“A cada 10 anos, você se torna outra pessoa”, diz o escritor Hanif Kureishi

Fui apresentado a Hanif Kureishi na metade dos anos 80, e conversamos sobre a possibilidade de ele escrever ficção literária para a editora Faber & Faber, cujo departamento de ficção contemporânea eu dirigia na época. Kureishi chegou ao meu escritório com jeito de “rock star”, e me lembro de ter pensado que ele não precisava redirecionar sua carreira. Já estava se saindo muito bem com o sucesso internacional de “Minha Adorável Lavanderia”, filme cujo roteiro ele havia escrito.

Mas a verdade é que Kureishi estava astutamente ponderando seu próximo passo. Queria descobrir uma forma de expressão que pudesse sustentar um modo de vida, e sobre a qual ele tivesse algum controle. O cinema era um negócio arriscado, uma corrida do ouro. Havia dinheiro a ganhar no campo dos romances, e um clima de grande expectativa diante do surgimento de uma nova geração de escritores, a maioria deles originários de países da Commonwealth. Eu havia acabado de publicar “The Final Passage”, o primeiro romance de Caryl Phillips, e Kureishi expressou um desejo fortemente competitivo de deixar para trás seu rival caribenho.

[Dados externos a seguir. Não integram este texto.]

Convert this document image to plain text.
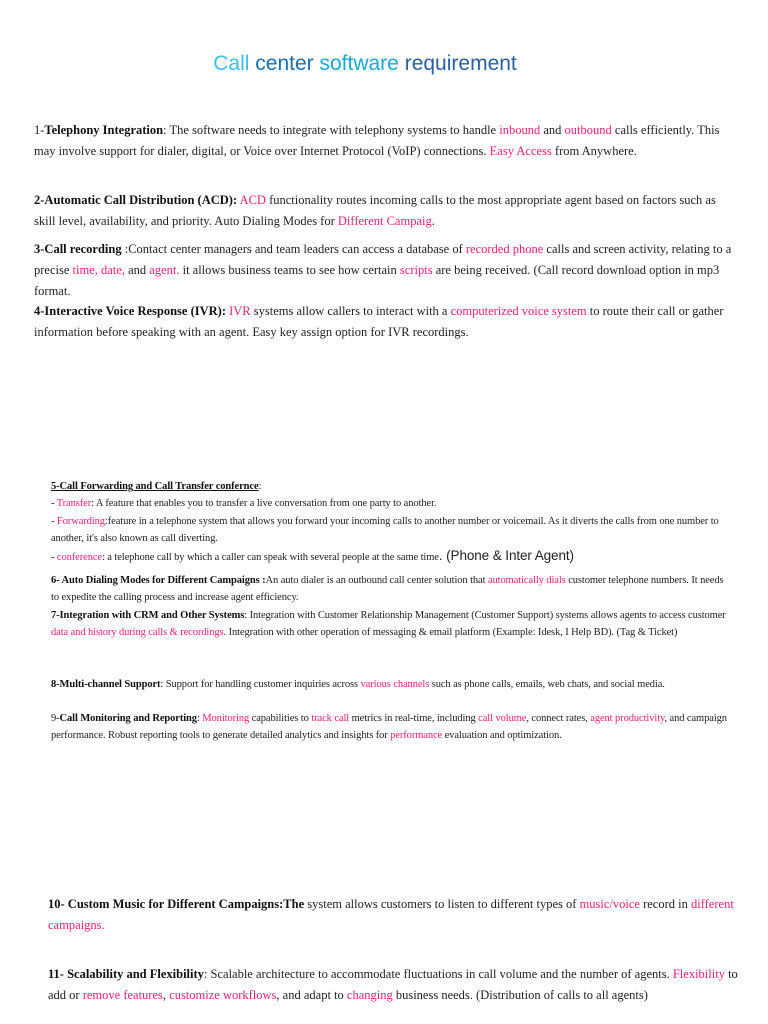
Call center software requirement

1-Telephony Integration: The software needs to integrate with telephony systems to handle inbound and outbound calls efficiently. This may involve support for dialer, digital, or Voice over Internet Protocol (VoIP) connections. Easy Access from Anywhere.

2-Automatic Call Distribution (ACD): ACD functionality routes incoming calls to the most appropriate agent based on factors such as skill level, availability, and priority. Auto Dialing Modes for Different Campaig.

3-Call recording :Contact center managers and team leaders can access a database of recorded phone calls and screen activity, relating to a precise time, date, and agent. it allows business teams to see how certain scripts are being received. (Call record download option in mp3 format.

4-Interactive Voice Response (IVR): IVR systems allow callers to interact with a computerized voice system to route their call or gather information before speaking with an agent. Easy key assign option for IVR recordings.

5-Call Forwarding and Call Transfer confernce:

- Transfer: A feature that enables you to transfer a live conversation from one party to another.

- Forwarding:feature in a telephone system that allows you forward your incoming calls to another number or voicemail. As it diverts the calls from one number to another, it's also known as call diverting.

- conference: a telephone call by which a caller can speak with several people at the same time. (Phone & Inter Agent)

6- Auto Dialing Modes for Different Campaigns :An auto dialer is an outbound call center solution that automatically dials customer telephone numbers. It needs to expedite the calling process and increase agent efficiency.

7-Integration with CRM and Other Systems: Integration with Customer Relationship Management (Customer Support) systems allows agents to access customer data and history during calls & recordings. Integration with other operation of messaging & email platform (Example: Idesk, I Help BD). (Tag & Ticket)

8-Multi-channel Support: Support for handling customer inquiries across various channels such as phone calls, emails, web chats, and social media.

9-Call Monitoring and Reporting: Monitoring capabilities to track call metrics in real-time, including call volume, connect rates, agent productivity, and campaign performance. Robust reporting tools to generate detailed analytics and insights for performance evaluation and optimization.

10- Custom Music for Different Campaigns:The system allows customers to listen to different types of music/voice record in different campaigns.

11- Scalability and Flexibility: Scalable architecture to accommodate fluctuations in call volume and the number of agents. Flexibility to add or remove features, customize workflows, and adapt to changing business needs. (Distribution of calls to all agents)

Quatro anos mais tarde, ele completou “O Buda do Subúrbio”, no qual reconheceu maliciosamente meu papel na gestação do livro, incluindo-me como personagem -faço uma ponta como policial.

Toni Garriga/AFP
O escritor Hanif Kureishi em Barcelona
O escritor Hanif Kureishi em Barcelona

A publicação do mais recente romance de Kureishi, “The Last Word” (a última palavra) é um bom momento para revisar seu histórico. Para o “New York Times”, ele é “uma espécie de Philip Roth pós-colonial”; para o “Times” de Londres, ele é um dos “50 maiores escritores britânicos desde 1945”. Perto de seu 60º aniversário, está na idade das honrarias; recebeu uma CBE (comenda do império britânico) em 2008, acompanhada por uma estocada característica: “Se é boa o bastante para Kylie Minogue, é boa o bastante para Hanif Kureishi”. Em 2010, ganhou o prêmio PEN/Pinter. Como Harold Pinter, há pouco tempo vendeu seus manuscritos à Biblioteca Britânica.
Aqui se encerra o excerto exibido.